Adaptive Brand Spotlight: 4ward
It was a year ago during PROJECT, Las Vegas’ annual fashion expo, when Derek Flores had an epiphany.
A buyer for Zappos’ Men’s Apparel and Denim category, Flores is ever mindful of the newest trends and breakout brands to hit the showrooms, the runways and eventually the Zappos website. But it was at one particular booth where he observed the uncommonly refined fabric of Trifecta.
It was some of the softest material I had felt in a long time,” remarked Flores. “Instantly I thought how this could work with those who have sensory issues.
This led him to brainstorm the what-ifs — the what-ifs of adopting this material for Zappos’ exclusive line of adaptive clothing. Flores then pitched the idea to Cory Kilmartin, one of the brand’s three designers, and for the next year they researched, selected, designed, created and manufactured shirts and pants until they got it just right.
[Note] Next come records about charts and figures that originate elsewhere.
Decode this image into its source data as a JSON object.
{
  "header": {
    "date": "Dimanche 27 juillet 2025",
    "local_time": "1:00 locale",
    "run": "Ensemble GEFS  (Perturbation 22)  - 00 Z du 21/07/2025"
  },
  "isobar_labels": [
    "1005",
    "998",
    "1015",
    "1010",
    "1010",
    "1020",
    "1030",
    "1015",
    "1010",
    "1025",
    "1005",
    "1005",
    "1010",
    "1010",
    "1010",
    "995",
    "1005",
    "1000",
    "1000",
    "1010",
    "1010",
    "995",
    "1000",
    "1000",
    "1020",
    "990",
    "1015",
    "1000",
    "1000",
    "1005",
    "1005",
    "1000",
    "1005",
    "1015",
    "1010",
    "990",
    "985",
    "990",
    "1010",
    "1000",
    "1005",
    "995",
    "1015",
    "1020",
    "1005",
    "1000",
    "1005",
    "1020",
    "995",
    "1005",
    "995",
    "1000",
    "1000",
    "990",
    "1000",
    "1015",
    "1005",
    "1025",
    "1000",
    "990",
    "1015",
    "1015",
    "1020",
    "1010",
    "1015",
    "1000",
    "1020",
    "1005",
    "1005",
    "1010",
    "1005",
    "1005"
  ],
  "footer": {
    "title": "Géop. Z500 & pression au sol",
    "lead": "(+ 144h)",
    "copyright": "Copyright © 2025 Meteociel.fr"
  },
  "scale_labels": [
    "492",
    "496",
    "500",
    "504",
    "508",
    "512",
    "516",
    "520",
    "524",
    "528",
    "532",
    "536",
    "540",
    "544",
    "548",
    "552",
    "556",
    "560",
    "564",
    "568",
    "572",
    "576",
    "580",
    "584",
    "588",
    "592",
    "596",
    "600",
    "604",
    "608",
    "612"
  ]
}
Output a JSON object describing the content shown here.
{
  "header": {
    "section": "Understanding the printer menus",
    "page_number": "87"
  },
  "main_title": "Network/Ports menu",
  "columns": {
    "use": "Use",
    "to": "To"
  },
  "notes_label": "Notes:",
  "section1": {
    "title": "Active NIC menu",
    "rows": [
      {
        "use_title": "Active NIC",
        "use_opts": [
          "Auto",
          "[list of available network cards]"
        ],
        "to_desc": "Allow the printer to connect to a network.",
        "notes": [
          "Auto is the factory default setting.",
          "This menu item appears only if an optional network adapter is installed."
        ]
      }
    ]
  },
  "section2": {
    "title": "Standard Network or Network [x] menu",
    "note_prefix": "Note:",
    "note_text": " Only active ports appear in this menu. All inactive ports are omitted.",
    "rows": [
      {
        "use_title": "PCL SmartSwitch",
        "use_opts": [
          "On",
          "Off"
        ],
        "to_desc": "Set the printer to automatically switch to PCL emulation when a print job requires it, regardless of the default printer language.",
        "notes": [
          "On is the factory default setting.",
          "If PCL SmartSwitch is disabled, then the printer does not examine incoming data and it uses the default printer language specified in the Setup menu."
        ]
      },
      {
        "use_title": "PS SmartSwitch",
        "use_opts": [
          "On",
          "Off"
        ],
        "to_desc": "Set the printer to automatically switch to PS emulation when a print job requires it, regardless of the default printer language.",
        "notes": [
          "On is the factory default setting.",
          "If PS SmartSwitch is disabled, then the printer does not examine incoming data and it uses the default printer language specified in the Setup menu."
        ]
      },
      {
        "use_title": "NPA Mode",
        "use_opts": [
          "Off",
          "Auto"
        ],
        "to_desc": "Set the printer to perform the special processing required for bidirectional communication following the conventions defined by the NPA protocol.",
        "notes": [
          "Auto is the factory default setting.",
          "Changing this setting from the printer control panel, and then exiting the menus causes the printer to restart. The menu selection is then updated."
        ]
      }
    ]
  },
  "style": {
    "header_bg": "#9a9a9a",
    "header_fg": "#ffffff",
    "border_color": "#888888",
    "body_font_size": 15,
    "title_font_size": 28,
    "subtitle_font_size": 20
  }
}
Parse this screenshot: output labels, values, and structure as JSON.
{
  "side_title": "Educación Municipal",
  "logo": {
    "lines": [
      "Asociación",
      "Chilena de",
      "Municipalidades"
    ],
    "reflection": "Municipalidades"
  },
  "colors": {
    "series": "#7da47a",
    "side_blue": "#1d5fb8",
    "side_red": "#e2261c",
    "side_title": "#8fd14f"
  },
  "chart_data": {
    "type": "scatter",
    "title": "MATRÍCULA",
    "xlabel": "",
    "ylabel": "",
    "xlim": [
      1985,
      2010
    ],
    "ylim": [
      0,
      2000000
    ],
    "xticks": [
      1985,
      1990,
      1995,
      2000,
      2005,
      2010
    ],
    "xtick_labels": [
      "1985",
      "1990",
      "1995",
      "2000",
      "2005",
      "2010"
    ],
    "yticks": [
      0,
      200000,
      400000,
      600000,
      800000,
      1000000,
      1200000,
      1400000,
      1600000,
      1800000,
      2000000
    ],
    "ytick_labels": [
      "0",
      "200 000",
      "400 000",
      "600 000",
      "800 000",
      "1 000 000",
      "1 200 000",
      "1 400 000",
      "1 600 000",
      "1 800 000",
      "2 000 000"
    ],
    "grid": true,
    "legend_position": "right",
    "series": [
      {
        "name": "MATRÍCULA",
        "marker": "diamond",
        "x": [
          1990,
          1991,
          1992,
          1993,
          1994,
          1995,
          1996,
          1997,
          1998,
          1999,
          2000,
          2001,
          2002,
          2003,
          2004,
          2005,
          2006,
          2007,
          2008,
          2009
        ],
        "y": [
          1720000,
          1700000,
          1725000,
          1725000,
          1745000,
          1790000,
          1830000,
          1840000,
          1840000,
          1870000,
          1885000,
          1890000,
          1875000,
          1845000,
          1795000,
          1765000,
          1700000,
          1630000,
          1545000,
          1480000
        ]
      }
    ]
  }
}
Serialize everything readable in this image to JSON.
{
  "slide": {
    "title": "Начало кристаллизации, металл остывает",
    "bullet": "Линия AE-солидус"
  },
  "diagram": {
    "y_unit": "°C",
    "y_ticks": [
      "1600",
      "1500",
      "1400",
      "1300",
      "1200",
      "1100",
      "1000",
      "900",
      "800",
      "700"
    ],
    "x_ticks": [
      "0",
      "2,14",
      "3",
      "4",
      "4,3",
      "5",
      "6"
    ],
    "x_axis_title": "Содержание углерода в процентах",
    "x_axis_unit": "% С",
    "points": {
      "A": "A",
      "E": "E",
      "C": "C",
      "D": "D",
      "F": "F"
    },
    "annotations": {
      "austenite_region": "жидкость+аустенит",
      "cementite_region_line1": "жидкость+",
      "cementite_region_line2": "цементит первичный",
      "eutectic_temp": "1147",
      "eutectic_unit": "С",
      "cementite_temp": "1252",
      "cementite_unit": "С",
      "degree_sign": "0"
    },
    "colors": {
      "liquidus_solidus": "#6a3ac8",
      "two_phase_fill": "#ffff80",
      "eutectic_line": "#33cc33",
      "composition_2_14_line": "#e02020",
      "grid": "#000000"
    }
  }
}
Today, Flores, Kilmartin and others who’ve championed this project are excited to announce the exclusive launch of 4ward, one of three Zappos collections catering to children and adults with disabilities, ranging from sensory issues, mobility challenges and beyond.
I recently spoke with both men to learn more about their initiative to create an adaptive clothing line, what the 4ward title means, and what impact they hope to achieve within the special needs community.
What prompted the creation of an adaptive clothing line?
Derek: The special needs community has been underserved by the fashion industry and retailers for a long time, and now we are ready to change that. We want to provide clothing that is fashionable but is adaptive to a variety of needs.
What’s the meaning behind the 4ward name?
Corey: The name to us represents three underlying concepts: 1) The idea of giving those who have challenges a garment that they can move 4ward in life 2) The idea of being fashion 4ward, and 3) The physical nature of the clothes being 4way reversible (front, back, inside, out).
What clothing variations and creations did you incorporate?
Corey: We have clothes that are color reversible and can be worn front-to-back as well as inside out. Also, we’ve created the only pair of four-way reversible knit joggers in the market. All aspects of fit and comfort have been taken into consideration, such as pocket ease, wider neck openings and seamless garments.
Are you currently marketing towards specific special needs, or is it all-inclusive?
Derek: We’re not limiting it to one need or another. The new offerings are for anyone who has challenges getting dressed or just wants super soft or reversible clothing.
How many pieces are in the 4ward collection?
Corey: There are 80 pieces total, including all colorway combos.
What materials did you choose to design from? Do you find certain fabrics work better than others?
Corey: We use a cotton/modal blend with a super soft proprietary wash. The blend gives some stretch while being super breathable and some of the silkiest in the market. Moreover, the fabric is very durable, and shrinkage is minimal. These garments are well made and will last!
What are the similarities and differences between 4ward and Zappos’ other adaptive line, Independence Day Clothing?
Derek: Independence Day currently caters to tweens, teens and adults with more fashionable elements. 4ward is for kids up to adults and features more basic clothing designs.
Corey: We’re doing everyday knitwear staples while keeping the cut fashionable and wearable for all segments. Parents can wear these garments with their children, which was something we wanted to achieve.
Are there plans to expand beyond clothing and into footwear, accessories, etc.?
Derek: We really want to get this right, and if the reaction is positive the sky is the limit.
In what ways do you think 4ward empowers its wearers?
Derek: It empowers people to get dressed independently and start their day off in a more positive light.
When it comes to this initiative, what do you know now that you didn’t before?
Derek: I had no idea the time it takes those with physical or intellectual disabilities to get ready in the morning. Now, I don’t take those little things for granted.
Since working on this project, what's been your proudest moment?
Corey: As a design team, we’re so grateful to be making a difference in an industry that can be vanity driven. Creating this line was the most rewarding and challenging project to date as we understand the importance of getting this right and helping push 4ward!